For a new series of posts, we’re asking our editors to choose a recent story, essay, or poem they’d selected for publication and tell us how it won them over. Here, our 2010-2011 fiction editor, Bryan Castille, recalls his discovery of Bradley Bazzle’s “Magellan,” which appears in the Winter 2011 issue.
It was the end of a very long day of reading fiction manuscripts. The sun had long set, and my head ached from hours of straining my eyes. My contact lenses had fused themselves to my corneas. I was about to log out of my computer when I saw another unopened envelope. (Envelopes tended to inexplicably repopulate my desk when I was ready to go home.) Rather than toss it back into the slush pile for another day, I opened it, thinking, “I’ll just read the first page. If it’s good, I’ll take it home. If it’s not so good, I’ll leave it for tomorrow.”

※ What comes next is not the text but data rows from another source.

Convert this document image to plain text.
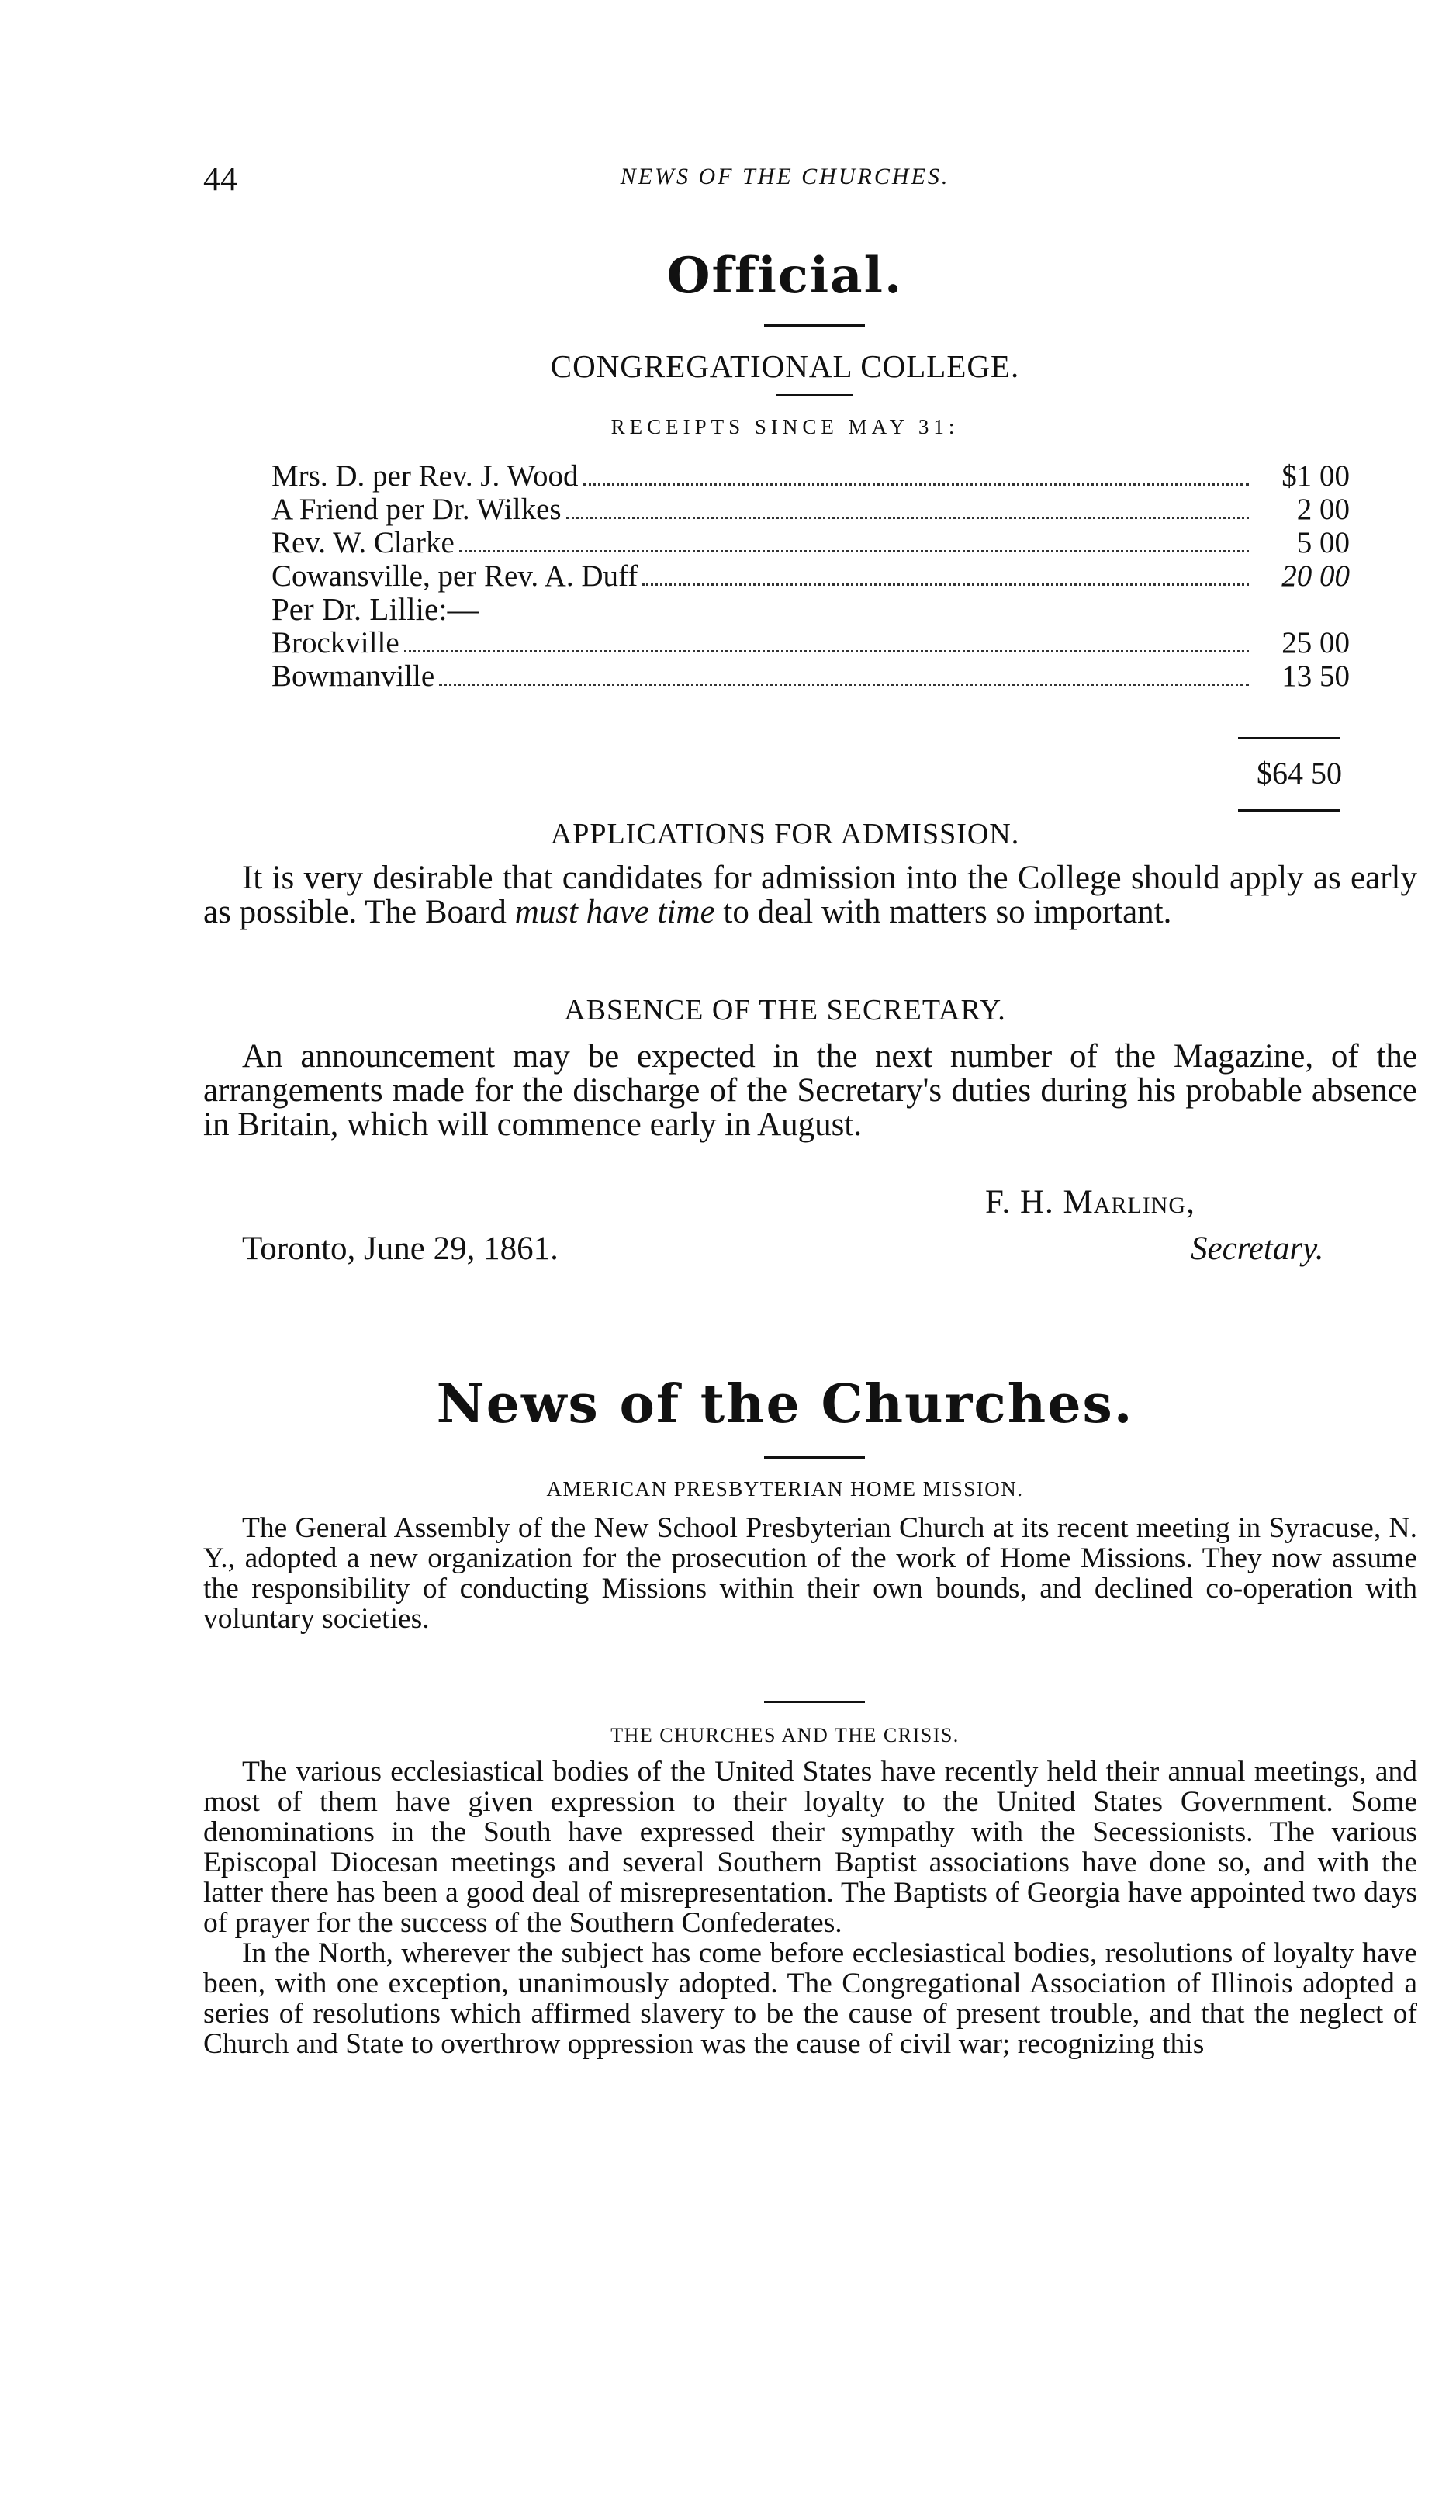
44	NEWS OF THE CHURCHES.
Official.
CONGREGATIONAL COLLEGE.
RECEIPTS SINCE MAY 31:
Mrs. D. per Rev. J. Wood	$1 00
A Friend per Dr. Wilkes	2 00
Rev. W. Clarke	5 00
Cowansville, per Rev. A. Duff	20 00
Per Dr. Lillie:—
Brockville	25 00
Bowmanville	13 50
$64 50
APPLICATIONS FOR ADMISSION.

It is very desirable that candidates for admission into the College should apply as early as possible. The Board must have time to deal with matters so important.

ABSENCE OF THE SECRETARY.

An announcement may be expected in the next number of the Magazine, of the arrangements made for the discharge of the Secretary's duties during his probable absence in Britain, which will commence early in August.

F. H. Marling,
Toronto, June 29, 1861.	Secretary.
News of the Churches.
AMERICAN PRESBYTERIAN HOME MISSION.

The General Assembly of the New School Presbyterian Church at its recent meeting in Syracuse, N. Y., adopted a new organization for the prosecution of the work of Home Missions. They now assume the responsibility of conducting Missions within their own bounds, and declined co-operation with voluntary societies.

THE CHURCHES AND THE CRISIS.

The various ecclesiastical bodies of the United States have recently held their annual meetings, and most of them have given expression to their loyalty to the United States Government. Some denominations in the South have expressed their sympathy with the Secessionists. The various Episcopal Diocesan meetings and several Southern Baptist associations have done so, and with the latter there has been a good deal of misrepresentation. The Baptists of Georgia have appointed two days of prayer for the success of the Southern Confederates.

In the North, wherever the subject has come before ecclesiastical bodies, resolutions of loyalty have been, with one exception, unanimously adopted. The Congregational Association of Illinois adopted a series of resolutions which affirmed slavery to be the cause of present trouble, and that the neglect of Church and State to overthrow oppression was the cause of civil war; recognizing this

The story, titled “Magellan,” which I expected to be some kind of metaphor, the meaning of which I might not discover until the very end of a long and maddening experiment, if at all, began, “By the end we were starving.” By the third sentence, I realized that I was reading a story about the real Magellan, a man whom, aside from his name and maritime trajectory, I knew nothing about. I kept reading, and soon I realized that it did not matter much to me whether some, none, or all of the story was historically inaccurate. The phony translator, the persecuted Jew, the perverse, anti-Semitic Magellan, and even the sexualized turkeys fascinated me like a fairy tale at five. Something new under the sun.
Within the hour I had finished. I called Russell Valentino, our editor, and told him I had something good. He picked up the manuscript and shortly brought it back (I was still in the office, for some reason). He was short of breath. “Let’s take it,” he said. And we wondered whether there may have ever been a Jew aboard the Trinidad, and what a fascinating idea it was, regardless.
What Bazzle has written is a collision of history and fiction, but I would not dare call it historical fiction. It is more enchanting than that. I have just now reread it, and again I am struck by the feeling of having read an entire novel, and I am laughing at its audacity. A delightful, alchemical mixture of realism and complete bullshit, “Magellan” is the most thrilling story I read the entire year.